The demand for 500,000 tonnes of rice and 300,000 tonnes of fertilizer was made when the two sides met in the North’s city of Kaesong to discuss reunions, media pool reports from Kaesong quoted the official as saying.
A one-off meeting program for families separated by war 60 years ago will start on Saturday at the jointly run Mount Kumgang resort on the North’s east coast and will last six days.
It will link 100 people from each side with long-lost family members.
However, Seoul wants to hold the emotional events nine times a year because many elderly people die before realizing their dream of such a meeting.
“North Korean delegates linked the issue of separated families and the aid, indicating that they could make concessions if rice and fertilizer aid are given,” the unidentified official was quoted as saying.
The South Koreans replied that this request should be discussed between government authorities rather than Red Cross officials, who are in charge of the reunion program.
The South Koreans suggested they meet again on Nov. 25 in the South’s town of Munsan near the border.
“At the next round of talks, we will be able to discuss both issues at one sitting — the reunions and humanitarian projects, including rice and fertilizer aid to the North,” the official said.
The South annually supplied its hungry neighbor with some 400,000 tonnes of rice and 300,000 tonnes of fertilizer until a conservative government came to power in Seoul in 2008, linking major aid to nuclear disarmament.

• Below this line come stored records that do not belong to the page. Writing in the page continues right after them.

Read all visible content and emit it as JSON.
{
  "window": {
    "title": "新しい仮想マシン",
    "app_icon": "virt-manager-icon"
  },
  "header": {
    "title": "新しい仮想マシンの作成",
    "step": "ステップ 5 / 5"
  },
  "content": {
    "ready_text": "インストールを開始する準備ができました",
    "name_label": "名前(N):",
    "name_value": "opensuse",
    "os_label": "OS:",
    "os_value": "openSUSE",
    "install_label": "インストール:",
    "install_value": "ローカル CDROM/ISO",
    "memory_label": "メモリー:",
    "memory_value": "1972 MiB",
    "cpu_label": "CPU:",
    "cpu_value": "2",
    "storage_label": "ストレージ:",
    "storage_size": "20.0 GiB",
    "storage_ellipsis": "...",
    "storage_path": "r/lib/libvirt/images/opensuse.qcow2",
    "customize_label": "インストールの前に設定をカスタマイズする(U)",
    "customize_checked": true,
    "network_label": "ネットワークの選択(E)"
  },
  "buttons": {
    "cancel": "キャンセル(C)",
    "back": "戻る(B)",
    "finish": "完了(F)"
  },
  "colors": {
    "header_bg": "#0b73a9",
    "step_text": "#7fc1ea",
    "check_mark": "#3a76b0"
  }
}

In Seoul, the minister in charge of cross-border relations lashed out at the North for what he termed its intransigence.
“North Korea refuses to come forward, even a single step, as seven months have passed since the sinking [of the South Korean warship Cheonan],” South Korean Unification Minister Hyun In-taek said in a speech at a forum.
The South accuses the North of torpedoing the Cheonan in March, with the loss of 46 lives. The incident, for which the North denies responsibility, plunged relations to their lowest point in years.
“North Korea still denies responsibility for the Cheonan incident and it continues to drag its feet on humanitarian issues,” Hyun said. “Even as the North says it will return to the six-party talks, there is no sign of it taking any concrete steps toward denuclearization.”
The North has said it is willing in principle to return to the long-stalled six-party nuclear disarmament talks, but the South and the US say it must first improve cross-border ties and show commitment to nuclear disarmament.
About 20,800 Koreans have been brought together briefly since the reunion program began in earnest in 2000, but more than 80,000 people in the South alone are still waiting for their turn.
The North has suggested three to four reunions a year, but in addition to the aid request, it links the issue to a resumption of commercial cross-border tours to Kumgang.
The tours once earned the impoverished North millions of dollars a year. South Korea suspended them in July 2008 after a North Korean soldier shot dead a Seoul housewife who had strayed into a military off-limits zone.
It says it will not resume them until the North allows an on-site investigation into the shooting and gives firm safety guarantees.